Wright noted that there are several unknowns about the ISS deorbiting process, which will be the largest reentry in history.
“We don’t know exactly what materials are on the ISS, and the surviving debris may be a hazard to marine life,” Wright said. “But dumping it into the ocean is the least worst option, minimizing the risk to people and aircraft, and stopping it from being hit by space debris in orbit.”
While deorbiting the ISS may clear space in orbit for other spacecraft, dumping it in the ocean is a shortsighted answer, George Leonard, chief scientist of the Ocean Conservancy — a Washington, D.C.-based group dedicated to protecting the ocean from today’s greatest global challenges — told SpaceNews.
Leonard compared NASA’s plan to dumping single-use plastics in the ocean: it renders the pollution out of sight and out of mind.

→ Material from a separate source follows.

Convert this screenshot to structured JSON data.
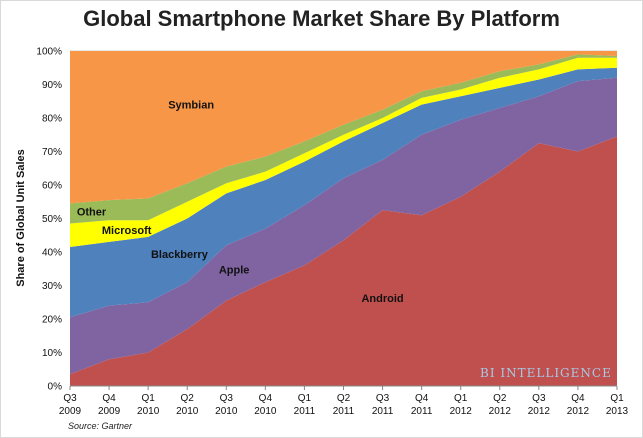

“For many, this has meant that the ocean has been a convenient dumping ground for everything from tires to old ships to barrels of radioactive waste, and of course, space junk,” Leonard said. “The debate over the disposal of the International Space Station underlies the fact that humans often fail to plan for the end-of-life of the stuff we produce,” he said, “and the ISS and a plastic fork aren’t so different.”
Leonard said that the ocean suffers every time we put pollution into it.
“Space debris being left in our ocean is nothing new, but it’s a problem that we know will only grow in the future. There’s no easy solution, but we cannot ignore the long-term consequences that inevitably come from adding waste — whether it be single-use plastics or space junk — into our ocean,” Leonard said.